There are signs of distal intestinal obstruction in ADBG. The absence of gas shadow in the rectum despite the presence of enlarged intestinal loops favors Hirschsprung's disease. If there is a perforation, there may be free air.

It is typical to see a narrow and overlying enlarged colon on the colon graphy. Failure to discharge the barium after 24 hours also strengthens the diagnosis.

It is pathognomonic to see the transition zone from the ganglionic segment to the aganglionic segment on contrast-enhanced radiographs performed with the Neuhauser technique.

In anorectal manometry, there is no relaxation in the internal sphincter.

Definitive diagnosis is made by full thickness rectal biopsy.

Attention should be paid to psychogenic or habitual constipation.

Meconium plug syndrome, small left colon syndrome, meconium ileus, anal fissure or stenosis


Complications

• Its most serious complication is enterocolitis and its most important indicator is diarrhea.

• The risk of enterocolitis is higher in people with Down syndrome.

• If left untreated, perforation occurs and is often perforated from the appendix and cecum.

• The most serious form of enterocolitis is toxic megacolon. Fever, bilious vomiting, explosive diarrhea, distention, dehydration, and shock ensue. It is 80% mortal.
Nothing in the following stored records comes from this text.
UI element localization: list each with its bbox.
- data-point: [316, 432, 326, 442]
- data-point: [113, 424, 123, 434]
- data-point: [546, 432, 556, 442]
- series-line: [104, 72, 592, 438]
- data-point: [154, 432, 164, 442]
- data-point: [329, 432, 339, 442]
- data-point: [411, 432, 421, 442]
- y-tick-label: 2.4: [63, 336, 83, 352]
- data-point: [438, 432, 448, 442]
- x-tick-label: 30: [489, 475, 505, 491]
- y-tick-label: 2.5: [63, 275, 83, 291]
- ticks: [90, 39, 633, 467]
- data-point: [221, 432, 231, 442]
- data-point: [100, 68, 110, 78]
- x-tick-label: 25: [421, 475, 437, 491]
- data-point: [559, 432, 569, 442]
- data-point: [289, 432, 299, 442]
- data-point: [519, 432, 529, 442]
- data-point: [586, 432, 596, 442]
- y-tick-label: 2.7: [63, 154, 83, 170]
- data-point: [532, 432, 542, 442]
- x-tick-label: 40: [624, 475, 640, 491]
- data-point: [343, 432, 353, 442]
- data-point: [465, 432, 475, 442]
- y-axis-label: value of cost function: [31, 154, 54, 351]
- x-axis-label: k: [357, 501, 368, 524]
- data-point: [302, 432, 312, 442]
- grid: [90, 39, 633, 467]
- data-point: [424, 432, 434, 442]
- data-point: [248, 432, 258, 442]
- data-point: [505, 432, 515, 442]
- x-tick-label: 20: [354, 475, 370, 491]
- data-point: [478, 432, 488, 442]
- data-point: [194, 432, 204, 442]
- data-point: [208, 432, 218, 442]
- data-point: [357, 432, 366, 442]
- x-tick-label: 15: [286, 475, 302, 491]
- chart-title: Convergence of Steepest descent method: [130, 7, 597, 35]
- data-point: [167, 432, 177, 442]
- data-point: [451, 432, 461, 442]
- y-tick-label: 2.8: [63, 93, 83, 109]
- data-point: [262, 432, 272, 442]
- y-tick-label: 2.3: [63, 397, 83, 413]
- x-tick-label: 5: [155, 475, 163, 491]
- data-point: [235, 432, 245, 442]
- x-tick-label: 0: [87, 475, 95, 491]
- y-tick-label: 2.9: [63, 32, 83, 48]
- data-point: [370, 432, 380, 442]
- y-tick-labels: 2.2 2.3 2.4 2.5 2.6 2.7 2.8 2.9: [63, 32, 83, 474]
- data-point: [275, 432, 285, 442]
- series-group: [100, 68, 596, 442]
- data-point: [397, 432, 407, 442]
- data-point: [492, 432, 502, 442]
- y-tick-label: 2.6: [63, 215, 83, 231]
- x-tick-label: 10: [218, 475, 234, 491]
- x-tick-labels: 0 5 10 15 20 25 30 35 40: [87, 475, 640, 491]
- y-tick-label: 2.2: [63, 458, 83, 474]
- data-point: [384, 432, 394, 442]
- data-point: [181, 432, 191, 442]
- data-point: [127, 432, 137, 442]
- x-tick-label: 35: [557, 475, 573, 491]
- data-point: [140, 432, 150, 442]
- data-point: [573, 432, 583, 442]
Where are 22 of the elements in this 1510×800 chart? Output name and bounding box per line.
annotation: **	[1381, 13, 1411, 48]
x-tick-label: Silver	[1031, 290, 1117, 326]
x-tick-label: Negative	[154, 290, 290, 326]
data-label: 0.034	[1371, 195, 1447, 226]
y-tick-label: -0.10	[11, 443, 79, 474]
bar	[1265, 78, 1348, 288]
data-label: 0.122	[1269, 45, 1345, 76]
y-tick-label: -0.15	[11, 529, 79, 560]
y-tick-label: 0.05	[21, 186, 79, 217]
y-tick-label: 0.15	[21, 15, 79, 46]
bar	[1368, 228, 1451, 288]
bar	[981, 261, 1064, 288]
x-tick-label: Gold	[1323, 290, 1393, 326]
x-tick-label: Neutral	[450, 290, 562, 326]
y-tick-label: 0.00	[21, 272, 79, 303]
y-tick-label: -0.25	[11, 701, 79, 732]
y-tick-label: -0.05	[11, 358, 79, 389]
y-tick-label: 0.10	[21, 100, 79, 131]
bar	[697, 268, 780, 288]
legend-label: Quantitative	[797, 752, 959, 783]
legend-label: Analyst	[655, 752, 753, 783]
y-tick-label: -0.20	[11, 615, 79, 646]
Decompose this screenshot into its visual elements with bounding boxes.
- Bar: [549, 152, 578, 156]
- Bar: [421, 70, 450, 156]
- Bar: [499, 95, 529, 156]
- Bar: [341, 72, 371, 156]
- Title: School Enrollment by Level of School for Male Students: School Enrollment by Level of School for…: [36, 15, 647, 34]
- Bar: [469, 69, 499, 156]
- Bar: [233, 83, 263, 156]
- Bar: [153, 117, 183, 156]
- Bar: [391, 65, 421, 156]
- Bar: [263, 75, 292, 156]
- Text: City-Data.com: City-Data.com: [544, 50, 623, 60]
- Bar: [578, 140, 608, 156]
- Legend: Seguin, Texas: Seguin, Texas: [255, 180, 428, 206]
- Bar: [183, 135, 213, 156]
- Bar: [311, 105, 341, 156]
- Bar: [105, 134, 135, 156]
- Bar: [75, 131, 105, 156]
• Other complications are inflammatory enterocolitis, appendicitis, mucosal ulcers, growth retardation.

Treatment

• The proximal ganglionic segment is anastomosed to the anus, with the internal sphincter partially preserved and the external sphincter completely preserved, and the aganglionic segment in between is removed.

• Duhamel surgery and its various variants are most commonly used.

• Pullthrough surgery can be performed.

• Enterostomy can be performed before definitive surgery in newborns.